Two people: A and B play a board game with a fair six sided die. They step with their figures as many as they rolled with the die.
(a) What is the probability that A will step on the $n$th place?
(b) They play a five rounds game. They have already rolled two times and as a result A is $m=2$ steps ahed of B. What is the probability that they will stand on the same place at the end of the game? (A wins if his figure ahed of B's figure and vice versa)
(c) With the same initial situation discussed in (b) what is the probability that B is going to win? What is the probability that B is going to win if $m=3$?
(d) Playing with two dice, how can we change the rules to make a martingale process?
So far I've just started the (a)... the outcome of the rolled numbers can be: 1,2,3,4,5,6 with the same $1/6$ probability.

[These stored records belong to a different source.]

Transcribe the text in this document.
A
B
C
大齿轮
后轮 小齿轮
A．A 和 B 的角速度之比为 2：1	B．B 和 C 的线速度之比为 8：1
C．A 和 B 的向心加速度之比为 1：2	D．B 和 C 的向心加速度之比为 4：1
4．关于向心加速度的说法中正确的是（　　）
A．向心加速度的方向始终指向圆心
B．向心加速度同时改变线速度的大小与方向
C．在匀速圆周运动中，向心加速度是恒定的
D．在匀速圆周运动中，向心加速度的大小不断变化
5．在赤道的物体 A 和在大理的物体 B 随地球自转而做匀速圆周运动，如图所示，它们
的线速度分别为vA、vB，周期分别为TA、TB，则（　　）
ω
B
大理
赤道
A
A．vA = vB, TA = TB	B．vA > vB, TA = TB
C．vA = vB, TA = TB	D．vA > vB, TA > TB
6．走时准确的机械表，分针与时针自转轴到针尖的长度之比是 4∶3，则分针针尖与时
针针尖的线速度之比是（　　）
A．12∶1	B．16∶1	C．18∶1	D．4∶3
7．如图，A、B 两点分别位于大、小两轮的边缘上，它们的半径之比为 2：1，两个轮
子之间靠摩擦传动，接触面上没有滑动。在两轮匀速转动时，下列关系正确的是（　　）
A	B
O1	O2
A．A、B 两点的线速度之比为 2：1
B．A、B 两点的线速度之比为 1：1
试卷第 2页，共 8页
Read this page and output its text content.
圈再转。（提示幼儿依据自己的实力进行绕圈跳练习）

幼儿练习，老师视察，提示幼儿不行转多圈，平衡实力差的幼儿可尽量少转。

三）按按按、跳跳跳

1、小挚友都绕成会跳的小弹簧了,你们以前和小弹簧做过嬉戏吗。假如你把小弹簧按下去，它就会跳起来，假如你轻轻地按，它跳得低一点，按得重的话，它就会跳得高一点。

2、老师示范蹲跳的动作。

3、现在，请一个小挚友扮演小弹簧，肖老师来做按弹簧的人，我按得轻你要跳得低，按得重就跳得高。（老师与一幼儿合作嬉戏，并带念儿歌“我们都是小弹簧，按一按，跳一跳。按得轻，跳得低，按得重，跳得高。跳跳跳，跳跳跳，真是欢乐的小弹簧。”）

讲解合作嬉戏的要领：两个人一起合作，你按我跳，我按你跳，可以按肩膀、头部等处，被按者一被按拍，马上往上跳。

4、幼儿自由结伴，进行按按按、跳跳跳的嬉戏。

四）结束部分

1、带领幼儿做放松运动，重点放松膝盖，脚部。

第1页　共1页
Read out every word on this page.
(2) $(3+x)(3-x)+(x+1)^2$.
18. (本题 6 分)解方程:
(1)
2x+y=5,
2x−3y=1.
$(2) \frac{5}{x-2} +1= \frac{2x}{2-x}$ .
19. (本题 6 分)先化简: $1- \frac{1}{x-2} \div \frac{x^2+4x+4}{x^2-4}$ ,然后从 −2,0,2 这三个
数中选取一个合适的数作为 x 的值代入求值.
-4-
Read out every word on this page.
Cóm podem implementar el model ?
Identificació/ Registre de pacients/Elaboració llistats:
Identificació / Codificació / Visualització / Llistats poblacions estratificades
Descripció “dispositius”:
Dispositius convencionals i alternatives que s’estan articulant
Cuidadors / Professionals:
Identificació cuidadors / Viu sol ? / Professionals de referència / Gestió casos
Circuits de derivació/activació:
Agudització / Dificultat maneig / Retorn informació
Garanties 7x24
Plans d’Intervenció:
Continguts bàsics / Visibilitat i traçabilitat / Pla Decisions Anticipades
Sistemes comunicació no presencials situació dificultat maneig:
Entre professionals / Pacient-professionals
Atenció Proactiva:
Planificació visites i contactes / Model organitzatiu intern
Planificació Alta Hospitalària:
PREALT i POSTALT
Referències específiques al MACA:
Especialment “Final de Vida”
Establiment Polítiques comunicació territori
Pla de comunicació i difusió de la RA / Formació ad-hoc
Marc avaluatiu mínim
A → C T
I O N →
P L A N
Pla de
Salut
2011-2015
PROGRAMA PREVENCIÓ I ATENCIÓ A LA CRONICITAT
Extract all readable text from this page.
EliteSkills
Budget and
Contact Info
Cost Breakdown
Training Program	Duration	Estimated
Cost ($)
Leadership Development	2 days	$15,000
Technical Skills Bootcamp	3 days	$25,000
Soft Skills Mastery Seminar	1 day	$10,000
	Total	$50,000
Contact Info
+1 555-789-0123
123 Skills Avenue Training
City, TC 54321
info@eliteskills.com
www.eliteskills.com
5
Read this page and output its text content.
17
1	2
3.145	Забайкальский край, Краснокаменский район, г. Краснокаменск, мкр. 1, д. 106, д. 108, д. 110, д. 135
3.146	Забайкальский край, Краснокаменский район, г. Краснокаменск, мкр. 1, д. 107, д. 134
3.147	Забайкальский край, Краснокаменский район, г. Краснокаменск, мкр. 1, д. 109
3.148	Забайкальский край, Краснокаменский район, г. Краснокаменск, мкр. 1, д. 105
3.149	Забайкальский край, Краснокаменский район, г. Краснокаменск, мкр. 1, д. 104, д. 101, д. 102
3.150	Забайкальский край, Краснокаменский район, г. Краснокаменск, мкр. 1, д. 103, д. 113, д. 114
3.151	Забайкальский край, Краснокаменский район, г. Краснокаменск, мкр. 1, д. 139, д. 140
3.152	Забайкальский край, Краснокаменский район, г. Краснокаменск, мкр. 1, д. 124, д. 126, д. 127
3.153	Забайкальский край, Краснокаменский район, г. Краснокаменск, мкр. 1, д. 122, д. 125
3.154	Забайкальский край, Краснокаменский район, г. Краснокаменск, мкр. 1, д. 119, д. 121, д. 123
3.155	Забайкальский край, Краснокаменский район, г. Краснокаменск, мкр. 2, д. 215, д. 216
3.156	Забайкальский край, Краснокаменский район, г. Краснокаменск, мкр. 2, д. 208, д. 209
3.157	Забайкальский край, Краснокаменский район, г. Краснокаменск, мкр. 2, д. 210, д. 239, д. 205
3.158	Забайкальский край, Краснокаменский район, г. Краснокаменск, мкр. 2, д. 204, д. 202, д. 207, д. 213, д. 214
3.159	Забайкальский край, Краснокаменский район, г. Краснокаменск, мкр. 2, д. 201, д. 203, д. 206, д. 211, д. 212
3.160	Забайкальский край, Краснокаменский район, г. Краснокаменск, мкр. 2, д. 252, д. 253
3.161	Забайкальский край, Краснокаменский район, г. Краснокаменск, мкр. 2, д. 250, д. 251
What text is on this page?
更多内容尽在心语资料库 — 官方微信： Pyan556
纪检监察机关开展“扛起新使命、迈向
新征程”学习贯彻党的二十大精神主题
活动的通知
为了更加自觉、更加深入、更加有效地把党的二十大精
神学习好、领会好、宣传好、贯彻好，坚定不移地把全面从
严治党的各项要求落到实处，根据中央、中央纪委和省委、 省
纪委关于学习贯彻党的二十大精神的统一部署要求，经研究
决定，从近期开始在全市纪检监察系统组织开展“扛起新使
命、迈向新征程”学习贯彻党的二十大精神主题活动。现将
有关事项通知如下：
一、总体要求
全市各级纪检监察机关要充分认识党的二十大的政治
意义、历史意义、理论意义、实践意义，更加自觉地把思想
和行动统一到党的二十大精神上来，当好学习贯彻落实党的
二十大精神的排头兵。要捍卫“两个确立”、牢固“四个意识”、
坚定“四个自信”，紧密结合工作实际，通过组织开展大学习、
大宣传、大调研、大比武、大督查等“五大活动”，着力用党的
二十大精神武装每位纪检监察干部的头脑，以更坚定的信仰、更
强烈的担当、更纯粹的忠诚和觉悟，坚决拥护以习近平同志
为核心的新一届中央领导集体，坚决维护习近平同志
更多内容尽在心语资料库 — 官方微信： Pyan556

I can get to the $n$th place with 1,2,3,...,n steps. To get to the first place, I can do it in only one case (if i roll a $1$ with the die) with probability $1/6$, to get to the second place I can roll two 1s OR I can roll one 2 with probability $1+(1/6)^2$. To get to the 3rd place I can roll a 3 OR I can roll a 2 and a 1 OR I can roll three 1s. The probability here is $1/6+2*(1/6)^2+(1/6)^3$ ... the coefficients follow a pattern, they are the binomial coefficients...these events are disjoint so I can sum them up... Hence, the probability getting to the $n$th place is $\sum_{k=0}^{n-1}\binom{n}{k}(\frac{1}{6})^{k+1}$ ... I think its working till the $6$th place (its not a surprise), but how can I continue? I start to realize it has some connection with Markov chains, and transition matrices... I don't even dare to start (b),(c),(d).